Dellinger, Rudolf, Komponist (1857-1910). Sammlung von 30 eigenh. Briefen mit U.

Salzburg, Czernowitz und Hamburg, 18.X.1881-24.II.1890.

Zusammen 46 SS. Meist 4to.

 2,400.00

Inhaltsreiche Briefe an den Musikverleger und Künstleragenten Gustav Lewy in Wien. Nach Engagements in Brünn und Prag will Dellinger, seit einigen Monaten in Salzburg, nun “absolut nicht mehr bleiben” - zumal er einsehe, “daß 2 Kapellmeister hier in Salzburg ganz überflüssig sind. Zu was ist ein Operncapellmeister da, wenn keine Opern gegeben werden?” (Br. v. 18.X. 1881) - und bittet Lewy, ob dieser ihm nicht andernorts eine Stelle verschaffen könne. Durch dessen Vermittlung nach Czernowitz gelangt, “erlaube ich mir Ihnen über das hiesige Theater etwas zu berichten. Bis jetzt wurden unter meiner Leitung: Boccaccio, Glocken [...] gegeben [...]” (Br. v. 29.XI. 1881). 1883 kam der in Graslitz (Böhmen) geborene Dellinger schließlich an das 1858 gegründete Carl Schultze-Theater in Hamburg, wo er fast zehn Jahre tätig sein sollte. Aus dieser Zeit stammen auch die meisten Briefe, in denen Dellinger Ausführliches über seine Tätigkeit daselbst zu berichten weiß. Unterm 17. August 1884 etwa schreibt er dem Verleger: “Hören Sie und staunen Sie! Der Bettelstudent soll in Mexiko in spanischer Sprache aufgeführt werden [...] [Der hiesige Consul] bat mich an Sie zu schreiben, wegen Aufführung, Partitur u. Buch [...]”; am 13. März 1887 etwa notiert er: “Gestern Abend hatten wir Premiere des Vice admirals. Seit ich hier in Hamburg bin, hatte ich noch kein solch’ Premierenpublikum gesehen, wie das gestrige. Das Gros des Publikums war Opposition [...]”.
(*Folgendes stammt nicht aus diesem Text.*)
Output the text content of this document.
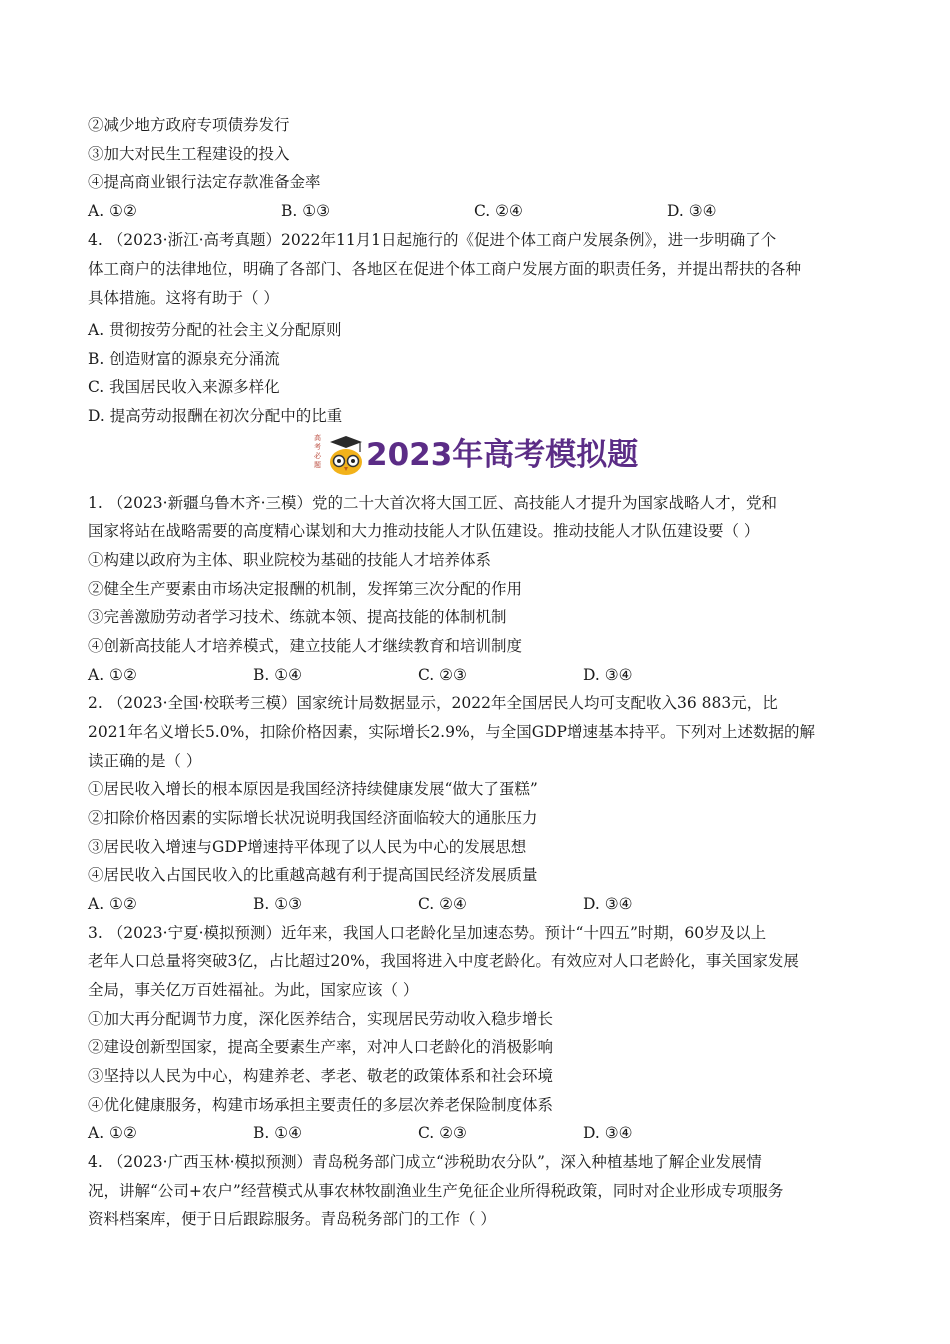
②减少地方政府专项债券发行
③加大对民生工程建设的投入
④提高商业银行法定存款准备金率
A. ①②	B. ①③	C. ②④	D. ③④
4. （2023·浙江·高考真题）2022年11月1日起施行的《促进个体工商户发展条例》，进一步明确了个
体工商户的法律地位，明确了各部门、各地区在促进个体工商户发展方面的职责任务，并提出帮扶的各种
具体措施。这将有助于（ ）
A. 贯彻按劳分配的社会主义分配原则
B. 创造财富的源泉充分涌流
C. 我国居民收入来源多样化
D. 提高劳动报酬在初次分配中的比重
高
考
必
题 2023年高考模拟题
1. （2023·新疆乌鲁木齐·三模）党的二十大首次将大国工匠、高技能人才提升为国家战略人才，党和
国家将站在战略需要的高度精心谋划和大力推动技能人才队伍建设。推动技能人才队伍建设要（ ）
①构建以政府为主体、职业院校为基础的技能人才培养体系
②健全生产要素由市场决定报酬的机制，发挥第三次分配的作用
③完善激励劳动者学习技术、练就本领、提高技能的体制机制
④创新高技能人才培养模式，建立技能人才继续教育和培训制度
A. ①②	B. ①④	C. ②③	D. ③④
2. （2023·全国·校联考三模）国家统计局数据显示，2022年全国居民人均可支配收入36 883元，比
2021年名义增长5.0%，扣除价格因素，实际增长2.9%，与全国GDP增速基本持平。下列对上述数据的解
读正确的是（ ）
①居民收入增长的根本原因是我国经济持续健康发展“做大了蛋糕”
②扣除价格因素的实际增长状况说明我国经济面临较大的通胀压力
③居民收入增速与GDP增速持平体现了以人民为中心的发展思想
④居民收入占国民收入的比重越高越有利于提高国民经济发展质量
A. ①②	B. ①③	C. ②④	D. ③④
3. （2023·宁夏·模拟预测）近年来，我国人口老龄化呈加速态势。预计“十四五”时期，60岁及以上
老年人口总量将突破3亿，占比超过20%，我国将进入中度老龄化。有效应对人口老龄化，事关国家发展
全局，事关亿万百姓福祉。为此，国家应该（ ）
①加大再分配调节力度，深化医养结合，实现居民劳动收入稳步增长
②建设创新型国家，提高全要素生产率，对冲人口老龄化的消极影响
③坚持以人民为中心，构建养老、孝老、敬老的政策体系和社会环境
④优化健康服务，构建市场承担主要责任的多层次养老保险制度体系
A. ①②	B. ①④	C. ②③	D. ③④
4. （2023·广西玉林·模拟预测）青岛税务部门成立“涉税助农分队”，深入种植基地了解企业发展情
况，讲解“公司+农户”经营模式从事农林牧副渔业生产免征企业所得税政策，同时对企业形成专项服务
资料档案库，便于日后跟踪服务。青岛税务部门的工作（ ）
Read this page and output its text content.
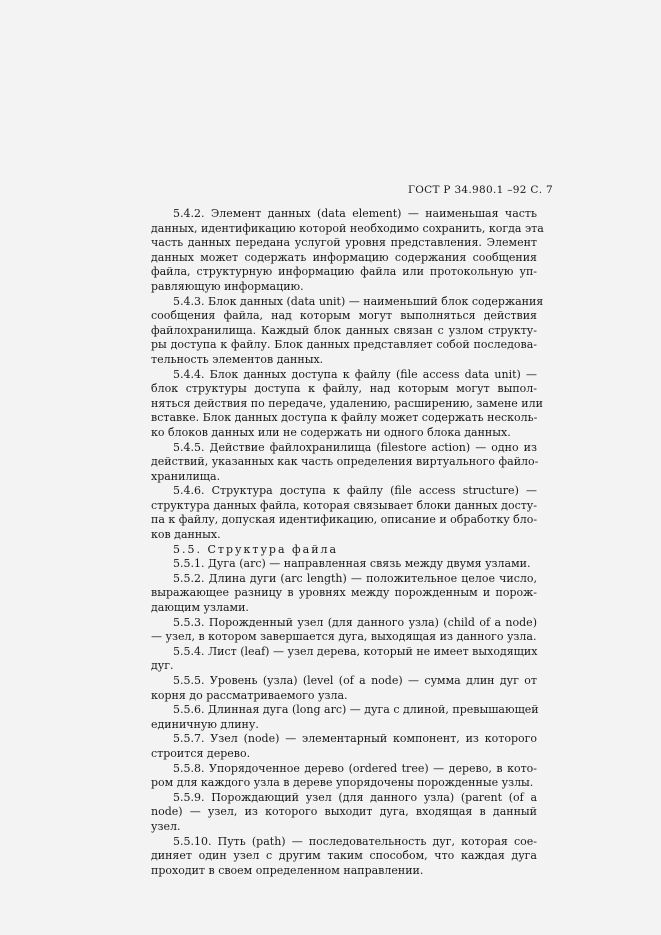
ГОСТ Р 34.980.1 –92 С. 7
5.4.2. Элемент данных (data element) — наименьшая часть
данных, идентификацию которой необходимо сохранить, когда эта
часть данных передана услугой уровня представления. Элемент
данных может содержать информацию содержания сообщения
файла, структурную информацию файла или протокольную уп-
равляющую информацию.
5.4.3. Блок данных (data unit) — наименьший блок содержания
сообщения файла, над которым могут выполняться действия
файлохранилища. Каждый блок данных связан с узлом структу-
ры доступа к файлу. Блок данных представляет собой последова-
тельность элементов данных.
5.4.4. Блок данных доступа к файлу (file access data unit) —
блок структуры доступа к файлу, над которым могут выпол-
няться действия по передаче, удалению, расширению, замене или
вставке. Блок данных доступа к файлу может содержать несколь-
ко блоков данных или не содержать ни одного блока данных.
5.4.5. Действие файлохранилища (filestore action) — одно из
действий, указанных как часть определения виртуального файло-
хранилища.
5.4.6. Структура доступа к файлу (file access structure) —
структура данных файла, которая связывает блоки данных досту-
па к файлу, допуская идентификацию, описание и обработку бло-
ков данных.
5.5. Структура файла
5.5.1. Дуга (arc) — направленная связь между двумя узлами.
5.5.2. Длина дуги (arc length) — положительное целое число,
выражающее разницу в уровнях между порожденным и порож-
дающим узлами.
5.5.3. Порожденный узел (для данного узла) (child of a node)
— узел, в котором завершается дуга, выходящая из данного узла.
5.5.4. Лист (leaf) — узел дерева, который не имеет выходящих
дуг.
5.5.5. Уровень (узла) (level (of a node) — сумма длин дуг от
корня до рассматриваемого узла.
5.5.6. Длинная дуга (long arc) — дуга с длиной, превышающей
единичную длину.
5.5.7. Узел (node) — элементарный компонент, из которого
строится дерево.
5.5.8. Упорядоченное дерево (ordered tree) — дерево, в кото-
ром для каждого узла в дереве упорядочены порожденные узлы.
5.5.9. Порождающий узел (для данного узла) (parent (of a
node) — узел, из которого выходит дуга, входящая в данный
узел.
5.5.10. Путь (path) — последовательность дуг, которая сое-
диняет один узел с другим таким способом, что каждая дуга
проходит в своем определенном направлении.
Neben Werken anderer sind es freilich auch eigene Werke, über die Dellinger - der in Hamburg zu komponieren begonnen hatte - mit Lewy korrespondiert, so etwa über seine erste Operette ‘Don Cesar’, die - 28. März 1885 in Hamburg uraufgeführt - Dellingers Ruhm begründete und die ihm u. a. auch in den USA zu reüssieren verhalf: “Cesar hat hier einen wirklich großen Erfolg errungen, in künstlerischer wie in pekuniärer Hinsicht [...]” (Br. v. 17.IV. 1885). Über die im Jahr darauf uraufgeführte ‘Lorraine’ etwa teilt er dem interessierten Verleger mit, daß er sie bislang “nur für Amerika u. England verkauft habe [...]” (Br. v. 1.VIII. 1886).

Nach diesen für Dellinger so produktiven wie erfolgreichen Jahren in Hamburg wurde der mit der Operettensängerin Anna Maria Eppich (1864-1919) verheiratete Künstler nach Dresden verpflichtet, wo er 1910 im Alter von 53 Jahren geistig umnachtet sterben sollte. “Die Wiener Operettenklassik endete mit dem Schaffen von Dellinger. Allein mit seinem einmaligen Ständchen ‘Komm’ herab, o Madonna Teresa’ (‘Don Cesar’) errang er Weltgeltung und Unvergänglichkeit [...]” (MGG XV, 1751).

Gustav Lewy (1824-1901) hatte lt. ÖBL die älteste Theateragentur Österreichs betrieben.

Einige der Briefe mit gedr. Briefkopf.